2018 NBC television special

A Very Wicked Halloween: Celebrating 15 Years on Broadway is a Halloween television special commemorating fifteen years since the premiere of the musical Wicked on Broadway. The concert special aired on NBC on October 29, 2018, and was hosted by Kristin Chenoweth and Idina Menzel, and featured performances by Ariana Grande, Adam Lambert, Ledisi and Pentatonix.

==Program==
The program included performances by Menzel, Chenoweth, Grande (who would later portray Glinda in the musical's two-part film adaptation Wicked (2024) and Wicked: For Good (2025)), Lambert, Ledisi, Pentatonix, the then-current Broadway company of the musical and others, singing many of the musical numbers from Wicked to a live studio audience at the Marquis Theatre in New York.
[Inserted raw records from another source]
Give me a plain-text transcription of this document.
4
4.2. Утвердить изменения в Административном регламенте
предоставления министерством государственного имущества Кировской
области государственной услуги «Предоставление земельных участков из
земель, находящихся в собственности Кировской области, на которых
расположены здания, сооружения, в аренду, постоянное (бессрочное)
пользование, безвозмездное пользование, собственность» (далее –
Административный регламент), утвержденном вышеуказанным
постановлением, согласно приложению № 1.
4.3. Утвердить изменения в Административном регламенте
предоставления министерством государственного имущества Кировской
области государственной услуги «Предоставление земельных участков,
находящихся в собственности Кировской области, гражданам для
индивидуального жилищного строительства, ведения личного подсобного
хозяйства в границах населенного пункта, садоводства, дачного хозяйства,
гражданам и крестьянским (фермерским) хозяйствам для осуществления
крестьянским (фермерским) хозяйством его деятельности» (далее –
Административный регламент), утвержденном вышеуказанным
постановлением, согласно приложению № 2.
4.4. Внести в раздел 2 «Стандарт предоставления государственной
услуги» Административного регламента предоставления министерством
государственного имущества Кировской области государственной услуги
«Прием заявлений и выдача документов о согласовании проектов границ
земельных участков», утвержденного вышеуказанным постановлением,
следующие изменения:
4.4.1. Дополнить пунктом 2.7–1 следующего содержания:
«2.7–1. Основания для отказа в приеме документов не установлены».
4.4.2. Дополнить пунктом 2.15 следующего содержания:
The concert special was directed by Glenn Weiss.

- "One Short Day" – Broadway cast of Wicked
- "As Long as You're Mine" – Ledisi and Adam Lambert
- "Popular" – Kristin Chenoweth
- "What Is This Feeling?" – Pentatonix
- "Defying Gravity" – Idina Menzel
- "The Wizard and I" – Ariana Grande
- "For Good" – Chenoweth and Menzel, joined by several other Glindas/Elphabas from the history of the show.